Two years ago, I attended a workshop at the Philadelphia Trans-Health Conference called, Who Needs Therapy? Some Thoughts on Mental Health and Gender Variance. It was largely an open discussion format, with a mix of mental health professionals, people with experience being in therapy, mental health survivors, and others. Toward the end I had worked up the courage to ask the group, “What if I really connect with my therapist, but it is clear she is not knowledgeable about trans* issues? Is it worth it to continue working with her if I want to explore this? Is it up to me to attempt to point her to resources if I want to keep working with her?”
Everyone who responded to me was very adamant that it was not up to me, and if she does not do the work on her own, I should find someone who is knowledgeable or who is immediately and clearly willing to do the work. It turned into a very impassioned discussion with a lot of people saying the same things. I left feeling really confused.
It had been very hard for me to find a therapist I click with. I’d gone to a few in my mid/late-twenties, and felt really dispirited. A couple of them were specifically gender therapists. In the end, I returned to the main therapist I saw through some of my toughest years.
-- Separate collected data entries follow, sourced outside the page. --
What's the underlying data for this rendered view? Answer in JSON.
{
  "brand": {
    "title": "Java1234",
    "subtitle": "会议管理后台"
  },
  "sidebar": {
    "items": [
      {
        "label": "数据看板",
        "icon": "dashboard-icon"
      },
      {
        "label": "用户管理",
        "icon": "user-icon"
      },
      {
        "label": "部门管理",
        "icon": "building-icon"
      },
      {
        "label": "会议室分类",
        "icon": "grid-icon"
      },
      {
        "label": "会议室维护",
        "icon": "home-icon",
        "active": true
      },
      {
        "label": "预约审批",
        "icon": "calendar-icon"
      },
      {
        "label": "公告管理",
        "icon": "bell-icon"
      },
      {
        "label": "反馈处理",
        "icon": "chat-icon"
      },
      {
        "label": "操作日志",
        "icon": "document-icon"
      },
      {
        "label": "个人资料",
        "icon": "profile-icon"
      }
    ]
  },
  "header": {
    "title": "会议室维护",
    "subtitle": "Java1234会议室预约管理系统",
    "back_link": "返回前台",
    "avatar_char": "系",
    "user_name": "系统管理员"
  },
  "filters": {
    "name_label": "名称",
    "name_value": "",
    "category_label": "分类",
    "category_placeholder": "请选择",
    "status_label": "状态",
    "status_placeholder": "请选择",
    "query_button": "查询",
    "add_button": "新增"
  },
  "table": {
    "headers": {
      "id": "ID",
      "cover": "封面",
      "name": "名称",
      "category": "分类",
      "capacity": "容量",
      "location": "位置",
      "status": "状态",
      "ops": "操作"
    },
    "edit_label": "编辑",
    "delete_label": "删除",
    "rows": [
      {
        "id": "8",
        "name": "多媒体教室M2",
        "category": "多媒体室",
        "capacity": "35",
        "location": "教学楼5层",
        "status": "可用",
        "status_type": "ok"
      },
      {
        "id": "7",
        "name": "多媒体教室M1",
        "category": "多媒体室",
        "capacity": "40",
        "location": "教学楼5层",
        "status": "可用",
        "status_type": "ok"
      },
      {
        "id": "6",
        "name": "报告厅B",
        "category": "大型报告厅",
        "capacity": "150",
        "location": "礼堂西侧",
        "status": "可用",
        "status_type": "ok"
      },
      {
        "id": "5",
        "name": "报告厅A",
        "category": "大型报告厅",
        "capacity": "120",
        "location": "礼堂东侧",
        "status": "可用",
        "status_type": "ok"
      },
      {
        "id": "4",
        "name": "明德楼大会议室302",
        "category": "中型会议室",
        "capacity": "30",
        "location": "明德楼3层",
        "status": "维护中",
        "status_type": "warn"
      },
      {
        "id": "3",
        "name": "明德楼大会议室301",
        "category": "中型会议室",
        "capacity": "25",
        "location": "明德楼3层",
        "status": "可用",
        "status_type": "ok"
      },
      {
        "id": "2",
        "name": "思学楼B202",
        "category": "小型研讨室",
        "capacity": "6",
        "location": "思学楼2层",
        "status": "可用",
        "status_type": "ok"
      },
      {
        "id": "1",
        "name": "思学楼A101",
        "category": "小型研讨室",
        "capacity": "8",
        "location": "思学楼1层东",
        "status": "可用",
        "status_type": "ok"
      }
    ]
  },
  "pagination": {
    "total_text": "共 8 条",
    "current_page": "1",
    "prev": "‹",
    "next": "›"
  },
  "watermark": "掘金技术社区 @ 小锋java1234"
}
It was amazing to me she is still around and I could find her. Re-connecting with her again after 8 years was mind-boggling in the best way possible. Despite the feedback I got at that workshop, I wasn’t about to let go of her so easily. Nor did I feel like educating her myself, or even asking directly what she did know and what she did not know. I just continued to tell her how I feel, and I didn’t ever get the impression that she didn’t understand or wasn’t going to work with me on that. However, when I asked her if she’d write me a letter for HRT if need be, she said, “No. I don’t feel like I have that expertise.” And I appreciated that. It is all working incredibly well.
When going to my new doctor, I could have possibly had an easier time if I was forthcoming with the fact that I’m in therapy for gender issues (although I’m not in therapy with a gender therapist). But I didn’t feel like I should have to. So I didn’t mention it. When the doctor asked me who is in my support network, I said my partner and my parents and friends. I left out my therapist. When she told me she would like to collaborate with the gender identity youth clinic in making a plan for me, I could have saved some time and hassles by saying, “My therapist already talked with them, and they won’t see me because of my age. So the plan B is this.” But I didn’t. I just said, that’d be great and let my doctor make the phone calls and come to that same conclusion on her own.
Why? Because I think that therapy is an important part of my well-being. And I think that getting the best medical care possible, for what I need, will also be an important part of my well-being. And I don’t feel like the two necessarily need to have much to do with each other. Specifically, I don’t want to suddenly be taken more seriously and be given what I need, gender-wise, because I am in therapy. I want what I say to be enough. I want to access hormones without it being known I’m in therapy, if I can.
I am deliberately attempting to lay some of the groundwork, saying that this is perfectly acceptable. Not all of us live within access to clinics or doctors who offer the Informed Consent model. But I feel like I am in a position where I can work to change that.